Для меня до сих пор остаётся загадкой, почему моя мать снимала жильё у чужих людей, многие из которых, кстати, впоследствии становились нам почти что родными, а не поселилась у свекрови, тем более что бабушка Шушана и её дочь Анджела жили в своём большом доме на Авлабаре — компактном поселении тбилисских армян. Может быть, потому, что Анджела не была дамой строгих правил, подворовывала и нередко при совместном проживании обкрадывала мою мать. Моего отца в это время в Тбилиси уже не было. В 1941 году его призвали в армию и отправили на фронт. Но об этом я уже рассказывал.

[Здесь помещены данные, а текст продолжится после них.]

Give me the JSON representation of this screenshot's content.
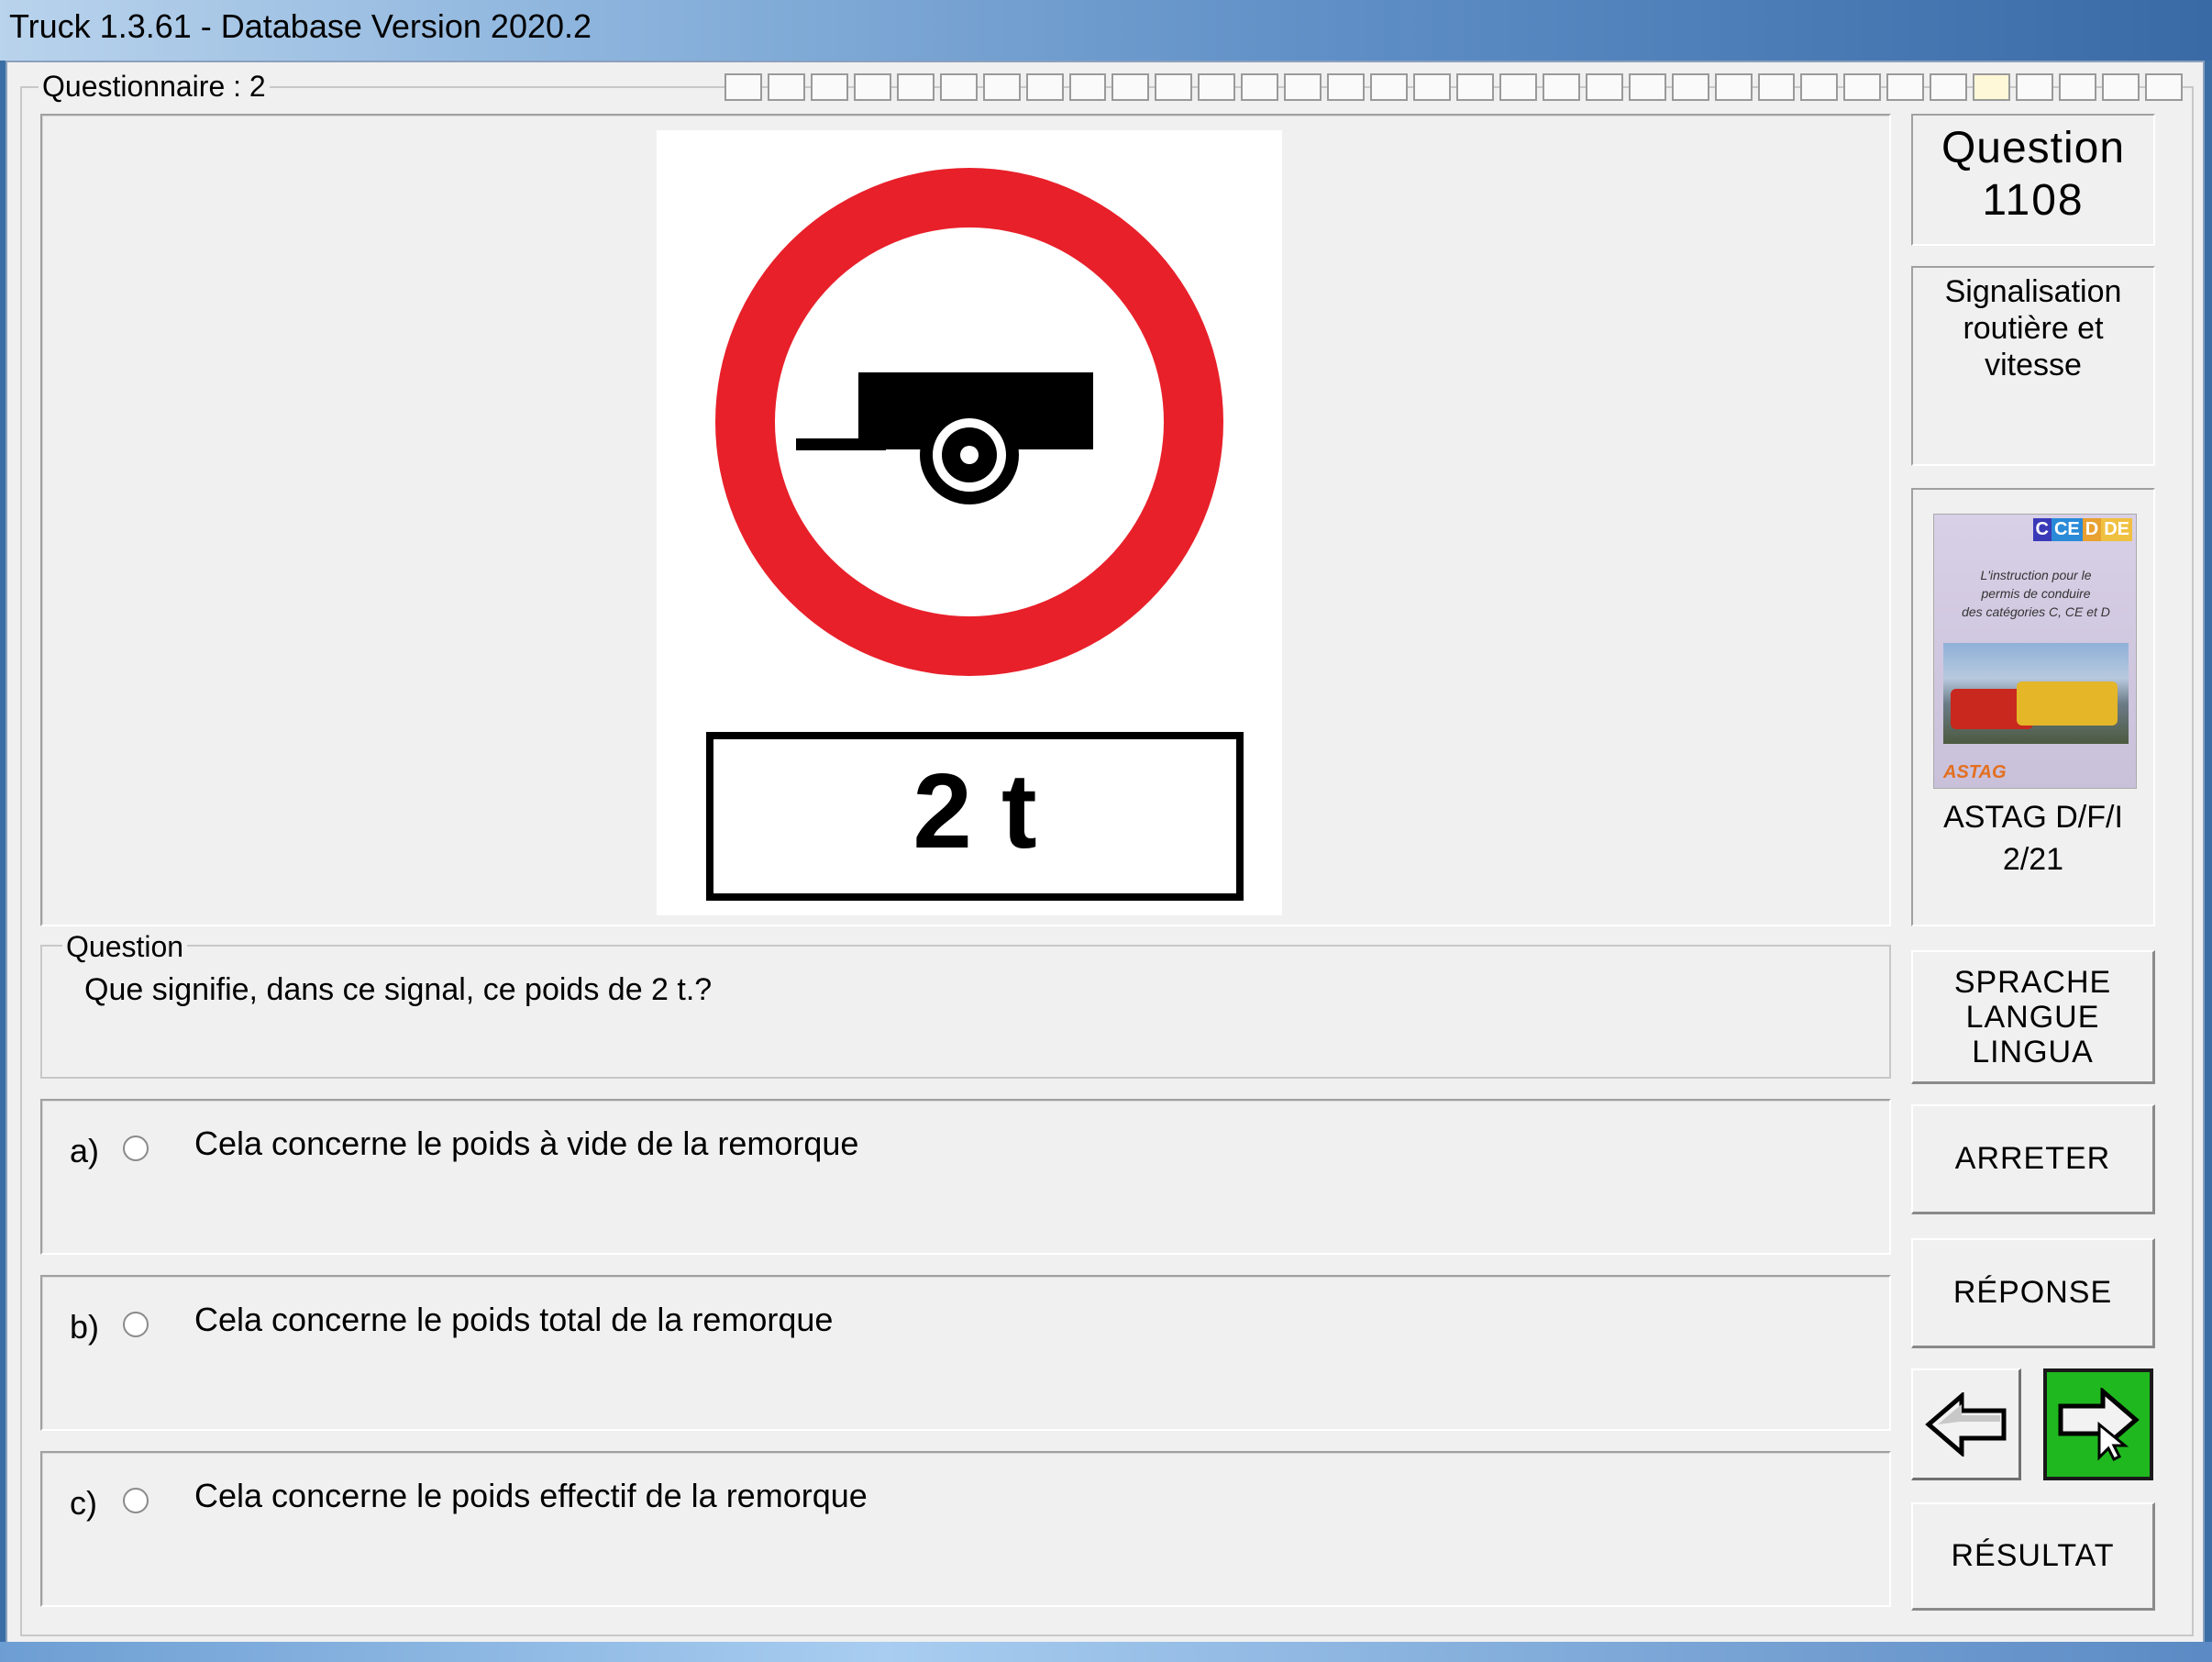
{
  "window": {
    "title": "Truck 1.3.61 - Database Version 2020.2"
  },
  "questionnaire": {
    "label": "Questionnaire : 2",
    "progress_cells": 34,
    "current_cell": 29
  },
  "sign": {
    "type": "no-trailers-sign",
    "plate_text": "2 t",
    "ring_color": "#e8202a"
  },
  "question": {
    "group_label": "Question",
    "text": "Que signifie, dans ce signal, ce poids de 2 t.?"
  },
  "answers": [
    {
      "letter": "a)",
      "text": "Cela concerne le poids à vide de la remorque"
    },
    {
      "letter": "b)",
      "text": "Cela concerne le poids total de la remorque"
    },
    {
      "letter": "c)",
      "text": "Cela concerne le poids effectif de la remorque"
    }
  ],
  "sidebar": {
    "question_label": "Question",
    "question_number": "1108",
    "category_line1": "Signalisation",
    "category_line2": "routière et vitesse",
    "book": {
      "tags": [
        "C",
        "CE",
        "D",
        "DE"
      ],
      "cover_lines": [
        "L'instruction pour le",
        "permis de conduire",
        "des catégories C, CE et D"
      ],
      "publisher": "ASTAG",
      "title_line1": "ASTAG D/F/I",
      "title_line2": "2/21"
    },
    "language_lines": [
      "SPRACHE",
      "LANGUE",
      "LINGUA"
    ],
    "stop_label": "ARRETER",
    "answer_label": "RÉPONSE",
    "result_label": "RÉSULTAT",
    "prev_icon": "arrow-left-icon",
    "next_icon": "arrow-right-icon",
    "next_color": "#1fb81f"
  }
}
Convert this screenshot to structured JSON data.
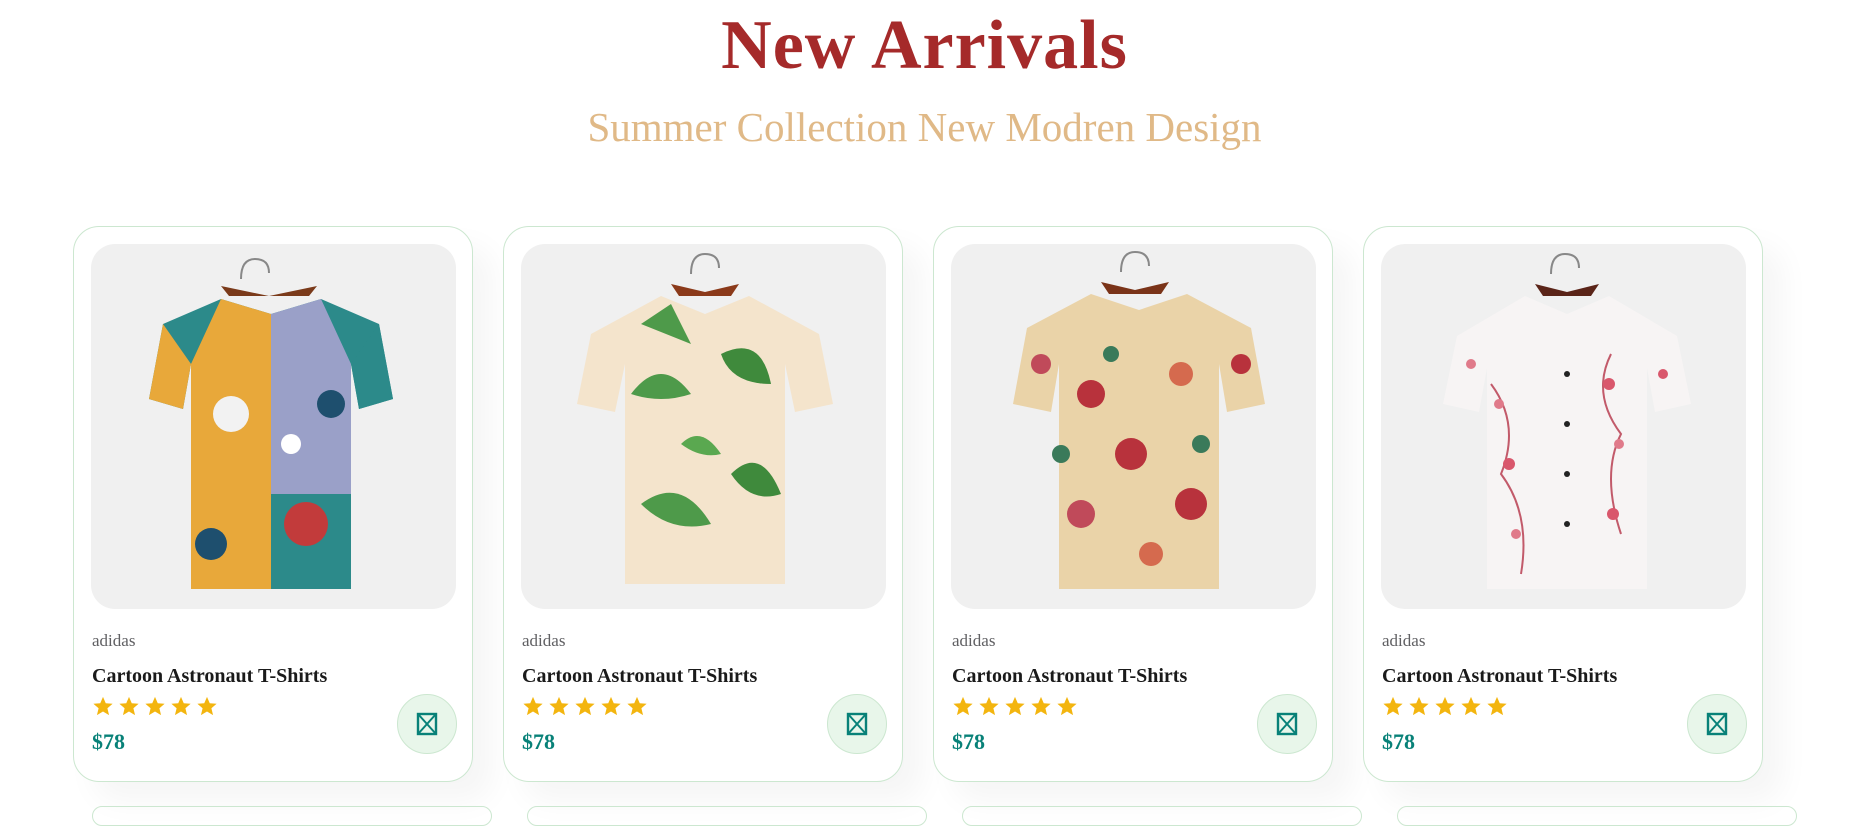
{
  "section": {
    "title": "New Arrivals",
    "subtitle": "Summer Collection New Modren Design"
  },
  "colors": {
    "title": "#a52a2a",
    "subtitle": "#e0b987",
    "price": "#088178",
    "star": "#f3b50f",
    "card_border": "#cce7d0",
    "cart_bg": "#e8f6ea"
  },
  "products": [
    {
      "brand": "adidas",
      "name": "Cartoon Astronaut T-Shirts",
      "rating": 5,
      "price": "$78",
      "image_icon": "multicolor-abstract-print-shirt",
      "cart_icon": "cart-icon"
    },
    {
      "brand": "adidas",
      "name": "Cartoon Astronaut T-Shirts",
      "rating": 5,
      "price": "$78",
      "image_icon": "green-leaf-print-shirt",
      "cart_icon": "cart-icon"
    },
    {
      "brand": "adidas",
      "name": "Cartoon Astronaut T-Shirts",
      "rating": 5,
      "price": "$78",
      "image_icon": "floral-rose-print-shirt",
      "cart_icon": "cart-icon"
    },
    {
      "brand": "adidas",
      "name": "Cartoon Astronaut T-Shirts",
      "rating": 5,
      "price": "$78",
      "image_icon": "pink-blossom-print-shirt",
      "cart_icon": "cart-icon"
    }
  ]
}
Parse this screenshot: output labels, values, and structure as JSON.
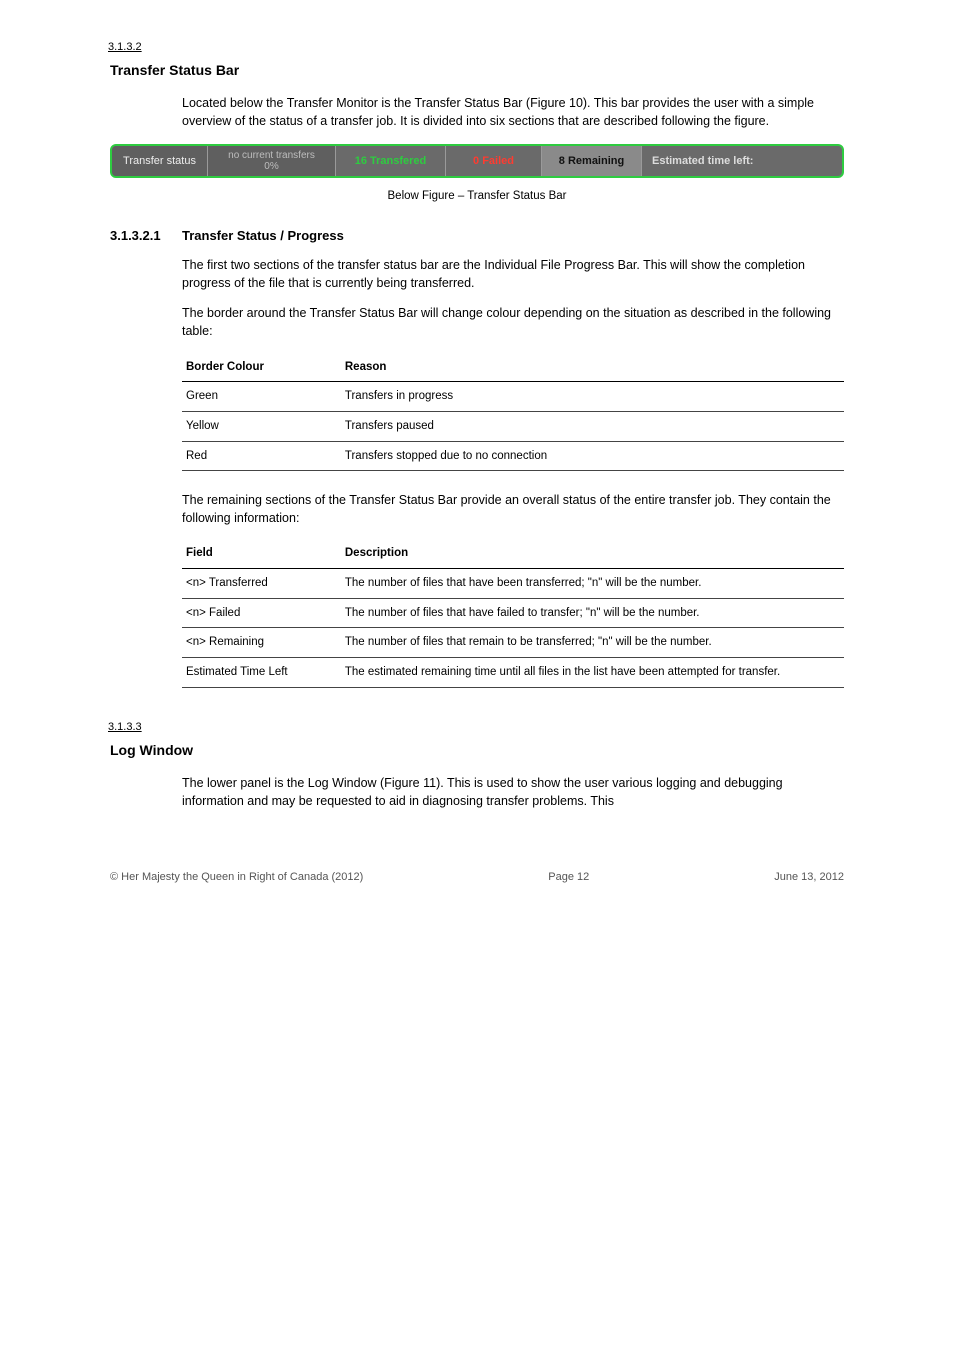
{
  "section": {
    "num": "3.1.3.2",
    "title": "Transfer Status Bar",
    "intro": "Located below the Transfer Monitor is the Transfer Status Bar (Figure 10). This bar provides the user with a simple overview of the status of a transfer job. It is divided into six sections that are described following the figure."
  },
  "figure": {
    "below": "Below Figure – Transfer Status Bar",
    "statusbar": {
      "label": "Transfer status",
      "noTransfers": "no current transfers",
      "pct": "0%",
      "transfered": "16 Transfered",
      "failed": "0 Failed",
      "remaining": "8 Remaining",
      "eta": "Estimated time left:"
    }
  },
  "sub": {
    "num": "3.1.3.2.1",
    "title": "Transfer Status / Progress",
    "p1": "The first two sections of the transfer status bar are the Individual File Progress Bar. This will show the completion progress of the file that is currently being transferred.",
    "p2": "The border around the Transfer Status Bar will change colour depending on the situation as described in the following table:",
    "p3": "The remaining sections of the Transfer Status Bar provide an overall status of the entire transfer job. They contain the following information:"
  },
  "table1": {
    "headers": [
      "Border Colour",
      "Reason"
    ],
    "rows": [
      [
        "Green",
        "Transfers in progress"
      ],
      [
        "Yellow",
        "Transfers paused"
      ],
      [
        "Red",
        "Transfers stopped due to no connection"
      ]
    ]
  },
  "table2": {
    "headers": [
      "Field",
      "Description"
    ],
    "rows": [
      [
        "<n> Transferred",
        "The number of files that have been transferred; \"n\" will be the number."
      ],
      [
        "<n> Failed",
        "The number of files that have failed to transfer; \"n\" will be the number."
      ],
      [
        "<n> Remaining",
        "The number of files that remain to be transferred; \"n\" will be the number."
      ],
      [
        "Estimated Time Left",
        "The estimated remaining time until all files in the list have been attempted for transfer."
      ]
    ]
  },
  "section2": {
    "num": "3.1.3.3",
    "title": "Log Window",
    "p": "The lower panel is the Log Window (Figure 11). This is used to show the user various logging and debugging information and may be requested to aid in diagnosing transfer problems. This"
  },
  "footer": {
    "left": "© Her Majesty the Queen in Right of Canada (2012)",
    "mid": "Page 12",
    "right": "June 13, 2012"
  }
}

У Есауловых мы жили около года, очень с ними сдружились, вели общее хозяйство, то есть ели буквально из одной кастрюли. Варя, хозяйка, была добрейшим человеком. Кроме её сына Виктора я здесь познакомился со своим ровесником Эдиком Клименко, с которым, как и с Виктором, ещё долго сохранял дружбу и после того, как мы с матерью переехали жить в сталинку. Так называли пятиэтажный, огромный, по тем временам, дом, принадлежавший обувной фабрике и построенный для её инженерно-технического персонала. Но об этом чуть позже.

Близость Навтлугского базара к домику Есауловых дала мне возможность насмотреться на те стороны жизни, о которых нигде бы, наверное, я не узнал, если бы жил в другом месте. Картинки, которые возникали перед моими глазами с участием околобазарного криминального народа (бродяги, воры, попрошайки, пьяницы и им подобные), говорили о существовании какой-то другой, неизвестной мне жизни. Мы, мальчишки, часто толпой сопровождали милиционеров, доставлявших очередного пойманного вора или бродягу в отдел милиции, который находился довольно далеко от базара — на улице Богдана Хмельницкого. А потом, таясь под окнами этого отдела, слышали и видели, как милиционеры избивают несчастного, если ему при задержании и конвоировании вздумалось сопротивляться или в чём-то не признаваться. Били больно и долго, что подтверждалось истошными криками избиваемого.

Проживание у Есауловых закончилось, когда моей матери, работавшей воспитателем в детском саду, принадлежавшем обувной фабрике № 1 (впоследствии поименованной «Исани», а до 1953 года фабрика носила имя Берии), дали комнату в уже упомянутой мной сталинке.

Дом этот находился на улице Богдана Хмельницкого, в сотне метров от детского сада, а сталинкой его называли потому, что он был построен при жизни Сталина по специальному проекту, с небывалой для строящихся тогда домов высотой комнат в три с половиной метра. Тогда ещё не существовало проектов домов-хрущёвок.

Жили мы на пятом этаже этого огромного дома под постоянное дребезжание трамваев, которые днём и ночью бегали по улице Богдана Хмельницкого. На другой стороне улицы напротив нашего дома, фактически на берегу Куры, располагался асфальтовый завод, который засыпал нас гарью и песком. За рекой, которая, кстати, здесь разливалась широко и разделялась на многочисленные не очень глубокие протоки с множеством галечных островов, тянулись горы. В те годы по тому берегу не было благоустроенной автодороги на Ереван, а была простая грунтовая дорога вдоль реки, но зато здесь, в горах, обитало огромное количество шакалов, вой которых почти каждый вечер доносился до нас.